Of Bouquets and Blessings

Día de Muertos (Day of the Dead) is one of the most vibrant and well known traditions in Mexico. And the altar itself—the ofrenda—is one of the holiday’s main focal points. Ofrendas are a place of gathering, joyously honoring deceased friends or relatives. Not only do ofrendas unite the living and the dead, they’re also a space to share stories. Each family member contributes by talking about their history and connection.


You can build ofrendas anywhere in your home. And you’re not limited to people you knew personally. It’s not uncommon to see ofrendas honoring deceased celebrities. Just remember that your ofrenda should be ready by midnight on October 31, in preparation for All Saints’ Day (November 1) and All Souls’ Day (November 2).


Cempazúchitl, the Náhuatl word for Mexican marigold flowers, are easily recognizable because of their golden yellow or copper-brown color (which represents the sun), and their strong fragrance (which attracts the souls of the dead). When you’re ready, you’ll scatter petals to form a trail from the front door to the ofrenda, as if lighting the way.


These are thin sheets of colorful paper with
elaborate cut-out designs (animals, skeletons) used to decorate the ofrenda. The color yellow represents life, purple stands in for death, and orange serves as the union between life and death. You’ll know a deceased soul has arrived when papel picado flutters.


Calaveras (skulls) are a traditional offering to the god of the
underworld, Mictlantecuhtli, to assure safe passage for the
deceased. Whether painted on faces or made of sugar or
clay, skulls are a ubiquitous Day of the Dead motif, and indispensable elements of an ofrenda representing both death and the sweetness of life. Sugar skulls often include the name of the deceased on the forehead.


No ofrenda is complete without at least one personal item
representing the deceased. Photographs, an article of clothing or jewelry—anything to make the dearly departed feel at home and comfortable. Be creative and have fun, we love this tradition as it creates the space to celebrate life and those that are no longer with us. Make it yours!
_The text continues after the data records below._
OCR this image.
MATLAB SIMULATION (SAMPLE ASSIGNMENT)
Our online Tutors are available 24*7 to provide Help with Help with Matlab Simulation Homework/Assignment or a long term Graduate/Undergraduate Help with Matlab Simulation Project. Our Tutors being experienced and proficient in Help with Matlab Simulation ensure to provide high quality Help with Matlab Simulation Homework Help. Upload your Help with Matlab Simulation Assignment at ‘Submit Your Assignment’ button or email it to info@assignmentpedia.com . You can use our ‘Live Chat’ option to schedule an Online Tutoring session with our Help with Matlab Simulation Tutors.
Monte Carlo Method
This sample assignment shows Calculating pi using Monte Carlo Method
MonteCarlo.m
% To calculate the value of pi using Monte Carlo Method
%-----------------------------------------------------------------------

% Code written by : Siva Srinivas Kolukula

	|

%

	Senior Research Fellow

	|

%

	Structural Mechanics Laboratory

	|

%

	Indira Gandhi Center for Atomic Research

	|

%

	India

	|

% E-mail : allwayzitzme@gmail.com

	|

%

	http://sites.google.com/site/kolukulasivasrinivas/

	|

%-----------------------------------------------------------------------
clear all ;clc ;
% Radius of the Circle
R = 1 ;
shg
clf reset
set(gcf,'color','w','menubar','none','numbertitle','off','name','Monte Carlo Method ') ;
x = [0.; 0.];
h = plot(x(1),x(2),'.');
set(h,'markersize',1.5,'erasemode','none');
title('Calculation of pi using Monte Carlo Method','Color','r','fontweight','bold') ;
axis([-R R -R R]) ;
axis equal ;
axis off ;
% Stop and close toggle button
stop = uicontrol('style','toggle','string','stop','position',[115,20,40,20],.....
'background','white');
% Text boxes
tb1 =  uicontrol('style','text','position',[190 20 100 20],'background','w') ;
Pan de Muerto (Bread of the Dead), a sweet bread resembling a pile of bones in the shape of a cross, usually has a spot at the top of the ofrenda signaling the generosity of the host. The bread it meant to nourish the dead after a long, weary journey. Topped with sugar, sesame seeds or butter, pan de muerto come with a variety of fillings, including cajeta (caramel usually made of sweetened goat’s milk), chocolate, and nata (cream). Here’s a link to one of our favorite pan de muerto recipes.


The flames of white candles represent hope and faith, and
light the way for the dead. You can place them throughout
your ofrenda, or place them in the shape of a cross to signify
north, south, east, and west, which helps the souls orient
themselves and find their way to your ofrenda. Copal incense is burned as an offering, with the rising smoke taking the prayers to the gods, and to cleanse the air in your home, allowing the spirits to enter without difficulty.